We have been buying cheese now for a while for this smoke and managed to gather 30lbs. My mom had 10lbs for me as well but the snow prevented her from bringing it which turned out to be a blessing because I was short on smoker room. Heres what I smoked.......





Cut it all up and laid it on cooling racks





Had to do this in 3 separate batches on the smoker. Smoked for 3hrs per batch using apple wood in my amazen tube. Total time for 30lbs of cheese was 9hrs. Smoker was around 50° for the duration. Heres a couple of action shots.










After the 3rd batch went in I tasted some from the first batch which had been sitting outside for 6hrs and it was delicious. Heres the final product.....





The cheese took on some really great color. Rested in the fridge for 24hrs. Wiped off the sweat afterward and vac sealed.  65 bags of cheese. Gonna give away to friends and family and enjoy the rest over the summer. Sitting in the fridge to mellow a bit for a couple of weeks.





Thanks for looking


----------



## Kevin DeShazo (Feb 8, 2020)

Thats some sexy cheese


----------



## jcam222 (Feb 8, 2020)

Looks awesome Jake. Some of my favs there too the Seriously Sharp, Jarlsberg , Le Gruyere  and Kerrygold are all high on my list. The Black Diamond tops the list!


----------



## 6GRILLZNTN (Feb 8, 2020)

Heck Yea Jake!  Good looking cheese!

Dave


----------



## fivetricks (Feb 8, 2020)

Looks like you're a Sam's club member!

That Irish cheddar on the bottom left doesn't take smoke too well, but it's still a great cheese.. I cracked some at Christmas which was about a year after it was smoked and I was disappointed with the absorbtion of smoke, but the cheese was still quite good.

The flamin jack next to it is just a good darn cheese. Takes smoke well enough (not as good as a traditional cheddar mind you), and has a great pepper flavor through out. 

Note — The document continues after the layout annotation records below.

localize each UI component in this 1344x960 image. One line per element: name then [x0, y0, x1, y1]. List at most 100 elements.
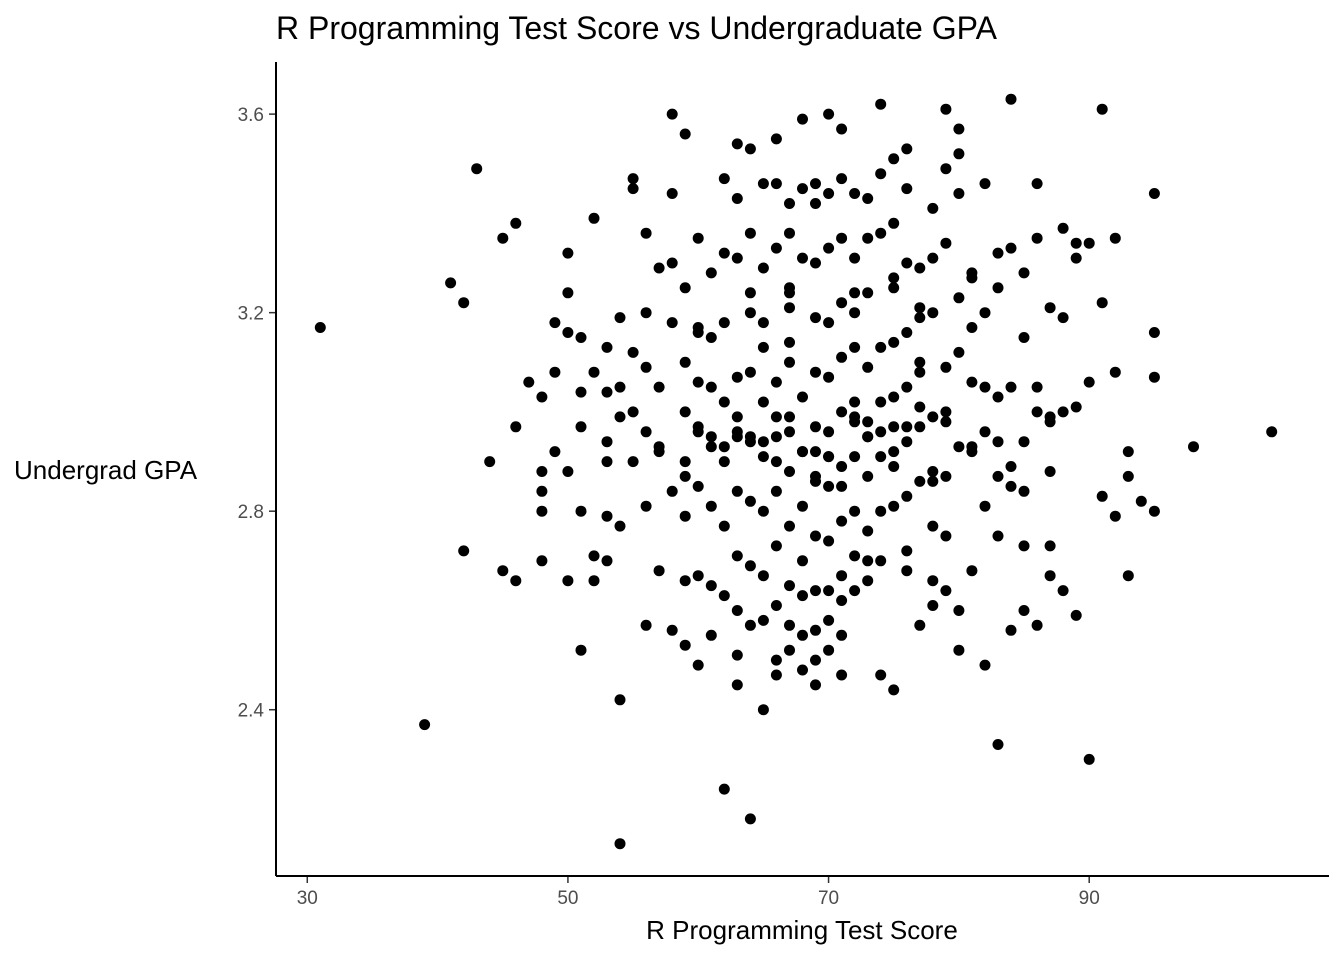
y-tick-label: 2.4: [238, 701, 265, 722]
data-point: [1018, 605, 1030, 616]
data-point: [901, 490, 913, 502]
data-point: [836, 173, 848, 185]
data-point: [849, 451, 861, 463]
data-point: [849, 252, 861, 264]
data-point: [770, 133, 782, 145]
data-point: [927, 475, 939, 487]
data-point: [940, 416, 952, 428]
data-point: [953, 123, 965, 135]
data-point: [614, 312, 626, 324]
data-point: [1005, 242, 1017, 254]
data-point: [979, 426, 991, 438]
data-point: [614, 381, 626, 393]
data-point: [1044, 302, 1056, 314]
data-point: [823, 188, 835, 199]
data-point: [901, 183, 913, 195]
data-point: [797, 500, 808, 512]
data-point: [823, 480, 835, 492]
data-point: [1148, 327, 1160, 338]
data-point: [1109, 510, 1121, 522]
data-point: [875, 426, 887, 438]
data-point: [1018, 267, 1030, 279]
data-point: [1122, 446, 1134, 458]
data-point: [1044, 540, 1056, 552]
data-point: [757, 451, 769, 463]
x-axis-title: R Programming Test Score: [646, 915, 958, 945]
data-point: [823, 451, 835, 463]
data-point: [770, 376, 782, 388]
data-point: [979, 381, 991, 393]
data-point: [731, 193, 743, 204]
data-point: [784, 336, 795, 348]
data-point: [770, 600, 782, 611]
data-point: [836, 123, 848, 135]
data-point: [458, 297, 470, 309]
data-point: [849, 287, 861, 299]
data-point: [770, 431, 782, 443]
data-point: [1031, 178, 1043, 190]
data-point: [744, 813, 756, 825]
data-point: [914, 421, 926, 433]
data-point: [979, 178, 991, 190]
data-point: [770, 669, 782, 681]
data-point: [888, 446, 900, 458]
data-point: [744, 436, 756, 448]
data-point: [927, 520, 939, 532]
data-point: [1148, 505, 1160, 517]
data-point: [523, 376, 535, 388]
data-point: [914, 401, 926, 413]
data-point: [784, 426, 795, 438]
data-point: [536, 505, 548, 517]
data-point: [770, 411, 782, 423]
data-point: [797, 664, 808, 676]
data-point: [731, 485, 743, 497]
data-point: [862, 525, 874, 537]
data-point: [705, 332, 717, 343]
data-point: [810, 679, 821, 691]
data-point: [810, 654, 821, 666]
data-point: [640, 619, 652, 631]
data-point: [1057, 406, 1069, 418]
data-point: [797, 446, 808, 458]
data-point: [770, 485, 782, 497]
y-tick-label: 3.6: [238, 105, 264, 126]
data-point: [849, 341, 861, 353]
data-point: [770, 242, 782, 254]
data-point: [679, 470, 691, 482]
data-point: [836, 570, 848, 582]
data-point: [784, 356, 795, 368]
data-point: [849, 505, 861, 517]
data-point: [679, 128, 691, 140]
data-point: [731, 252, 743, 264]
data-point: [966, 565, 978, 577]
data-point: [1148, 188, 1160, 199]
data-point: [1031, 381, 1043, 393]
data-point: [901, 381, 913, 393]
data-point: [1122, 470, 1134, 482]
chart-title: R Programming Test Score vs Undergraduat…: [276, 10, 998, 46]
data-point: [679, 356, 691, 368]
data-point: [823, 317, 835, 329]
data-point: [692, 421, 704, 433]
data-point: [888, 684, 900, 696]
data-point: [770, 456, 782, 468]
data-point: [784, 411, 795, 423]
data-point: [1070, 609, 1082, 621]
data-point: [757, 396, 769, 408]
data-point: [562, 466, 574, 477]
data-point: [862, 431, 874, 443]
y-tick-label: 3.2: [238, 304, 264, 325]
data-point: [901, 257, 913, 269]
data-point: [1122, 570, 1134, 582]
data-point: [614, 520, 626, 532]
data-point: [966, 267, 978, 279]
data-point: [1070, 252, 1082, 264]
data-point: [836, 351, 848, 363]
data-point: [992, 282, 1004, 294]
data-point: [653, 381, 665, 393]
y-axis-title: Undergrad GPA: [14, 455, 198, 485]
data-point: [914, 619, 926, 631]
data-point: [992, 530, 1004, 542]
data-point: [823, 585, 835, 597]
data-point: [875, 168, 887, 180]
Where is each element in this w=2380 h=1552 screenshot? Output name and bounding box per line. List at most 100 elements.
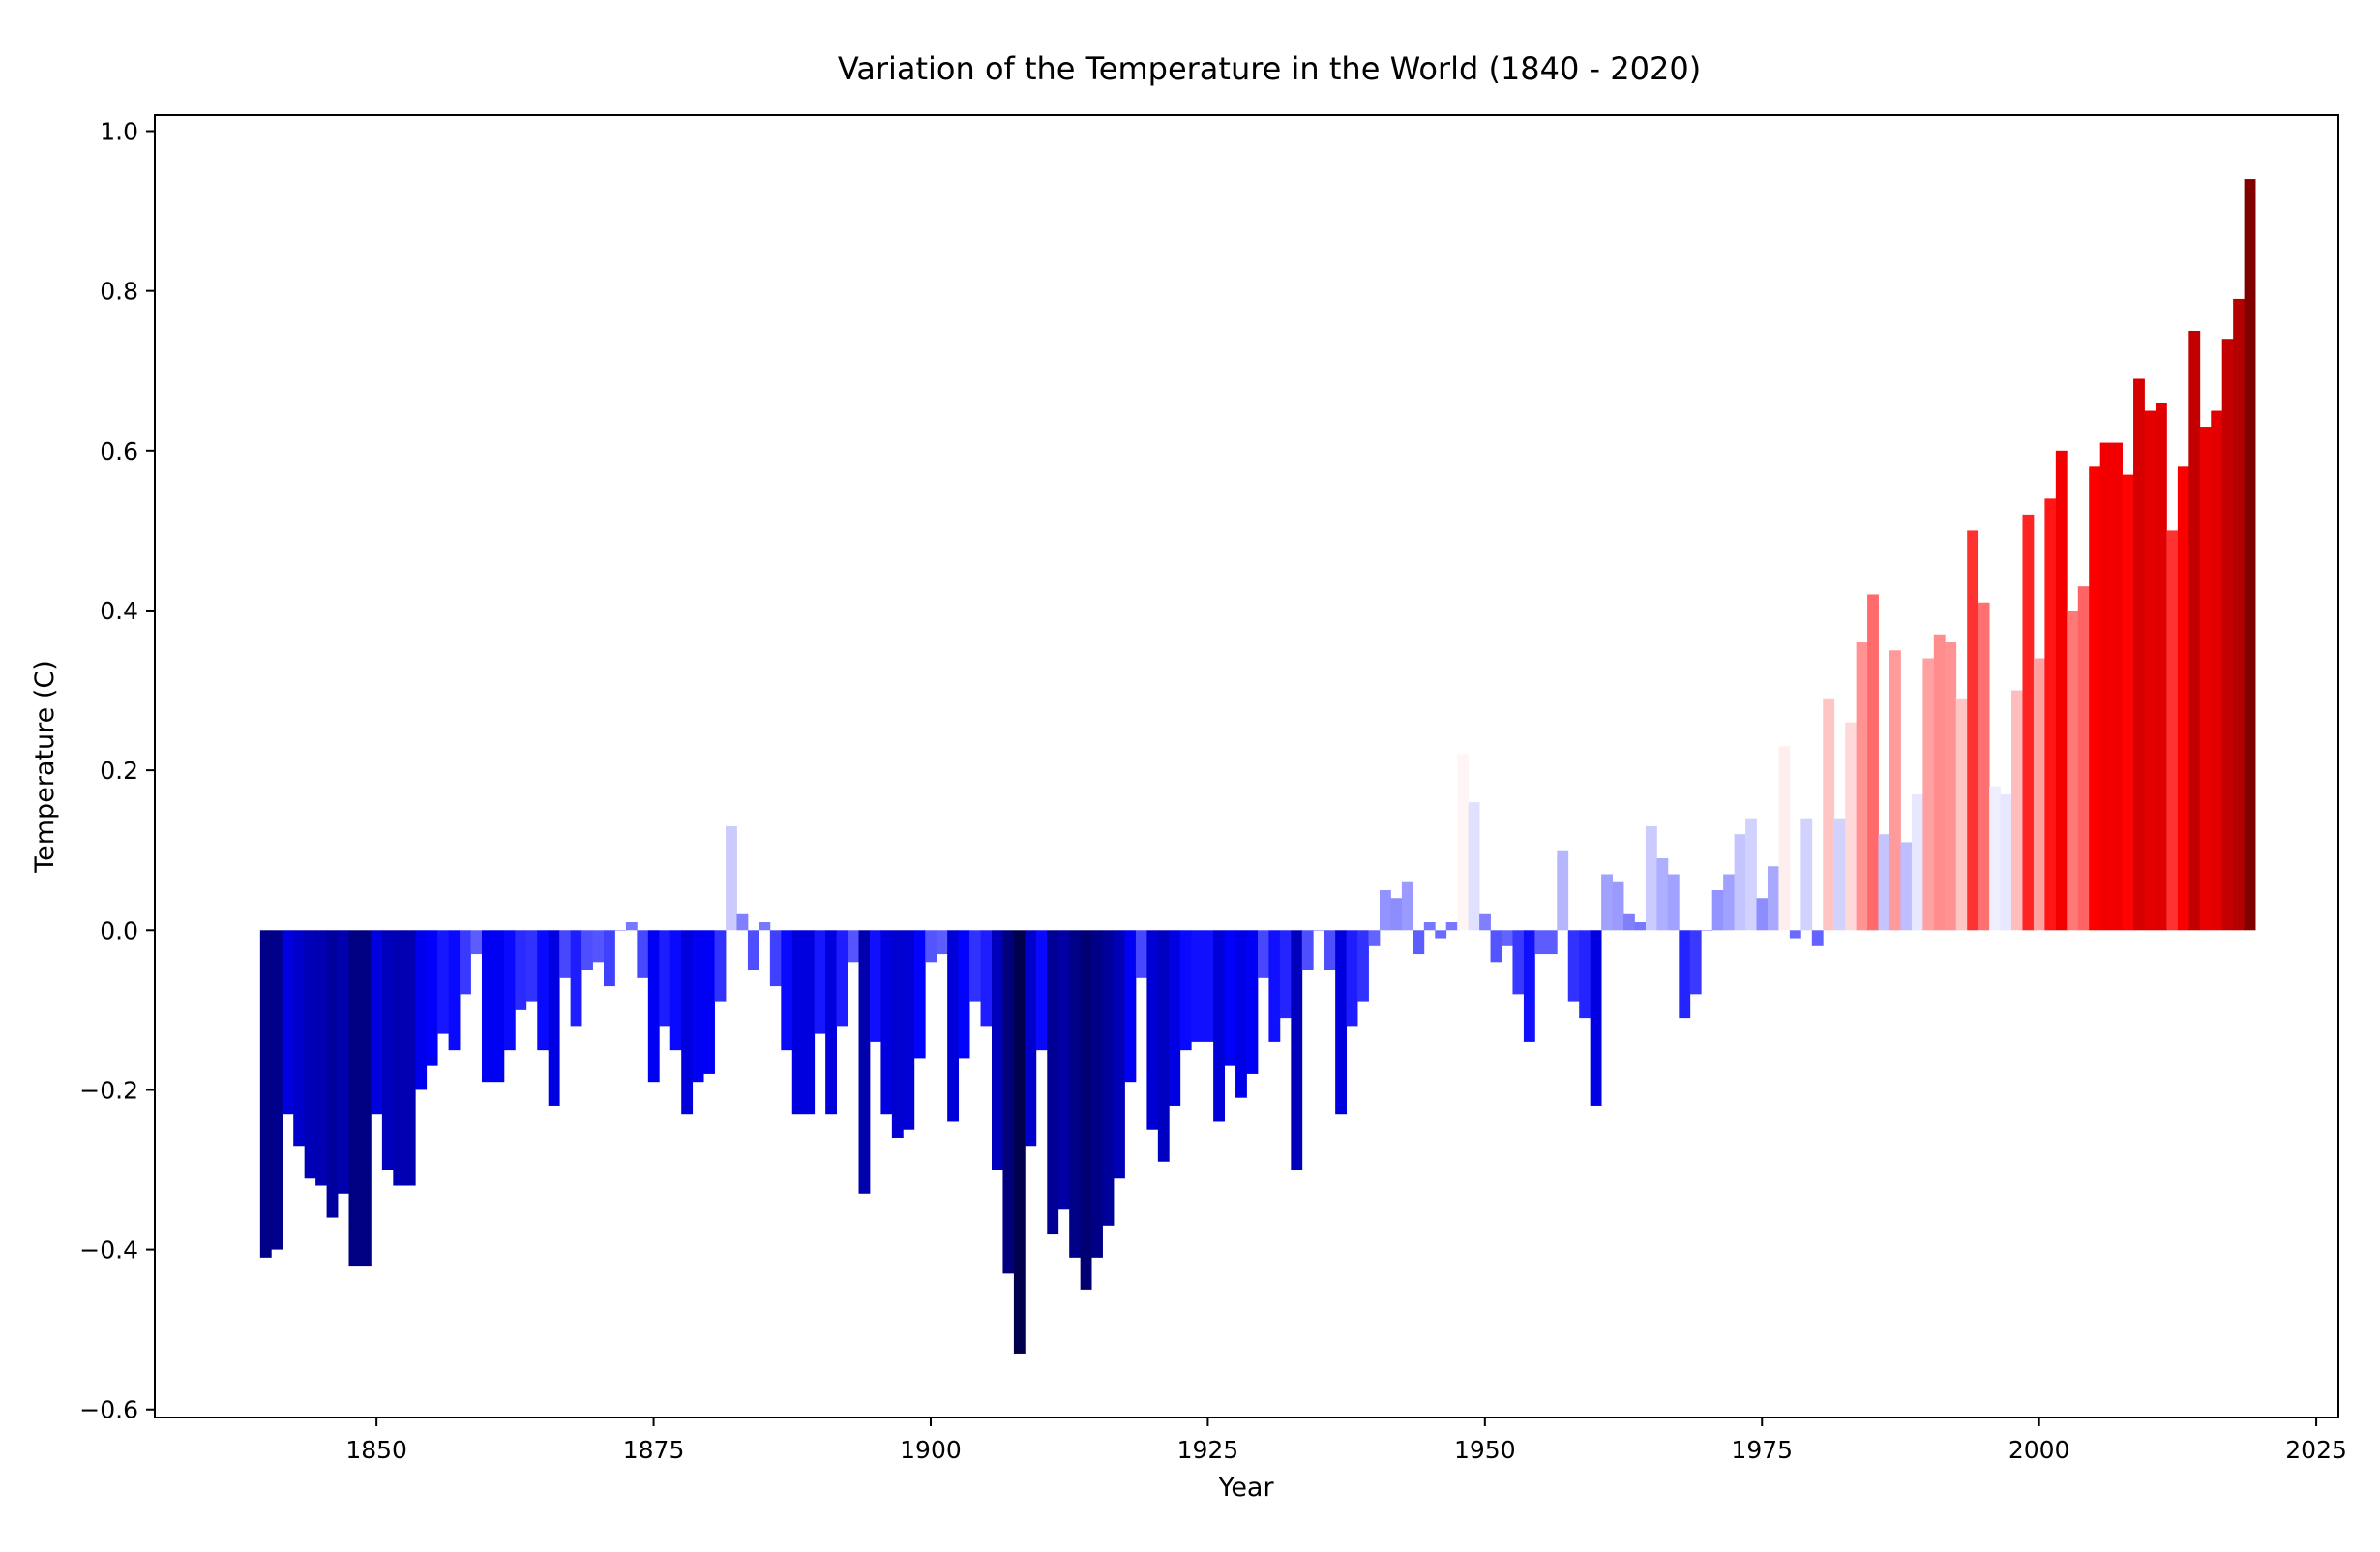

Good by the slice on a cheese tray, even better smoked and shredded and used as a feature cheese in like a Mac, or some other dish where melty cheese is the star :-)


----------



## pineywoods (Feb 9, 2020)

Looks awesome Jake and lots of good eating


----------



## tropics (Feb 9, 2020)

nice batch of cheese 
Richie


----------



## tx smoker (Feb 9, 2020)

Cheese looks great Jake, but after 5 years in the NW suburbs of Chicago (a long time back) I saw enough snow to last me a lifetime. Wouldn't break my heart in the least if I never see another snowflake. Hats off to you folks that have the fortitude to live in a climate like that    Now for the wait....

Robert


----------



## HalfSmoked (Feb 9, 2020)

Wow done in a big way for sure #30. Will for sure last a while. A great looking smoke Jake.

Warren


----------



## TNJAKE (Feb 11, 2020)

5GRILLZNTN said:


> Heck Yea Jake!  Good looking cheese!
> 
> Dave


Thanks dave. Was a fun smoke


----------



## TNJAKE (Feb 11, 2020)

fivetricks said:


> Looks like you're a Sam's club member!
> 
> That Irish cheddar on the bottom left doesn't take smoke too well, but it's still a great cheese.. I cracked some at Christmas which was about a year after it was smoked and I was disappointed with the absorbtion of smoke, but the cheese was still quite good.
> 
> ...


Yeah most of it came from Sam's. I think the dubliner is great smoked. I could eat pounds of the flaming jack lol. Thanks for the like


----------



## TNJAKE (Feb 11, 2020)

tx smoker said:


> Cheese looks great Jake, but after 5 years in the NW suburbs of Chicago (a long time back) I saw enough snow to last me a lifetime. Wouldn't break my heart in the least if I never see another snowflake. Hats off to you folks that have the fortitude to live in a climate like that    Now for the wait....
> 
> Robert


Lol we barely get snow so was a fun day to smoke cheese. Thanks for the like!


----------



## TNJAKE (Feb 11, 2020)

HalfSmoked said:


> Wow done in a big way for sure #30. Will for sure last a while. A great looking smoke Jake.
> 
> Warren


Thanks Warren


----------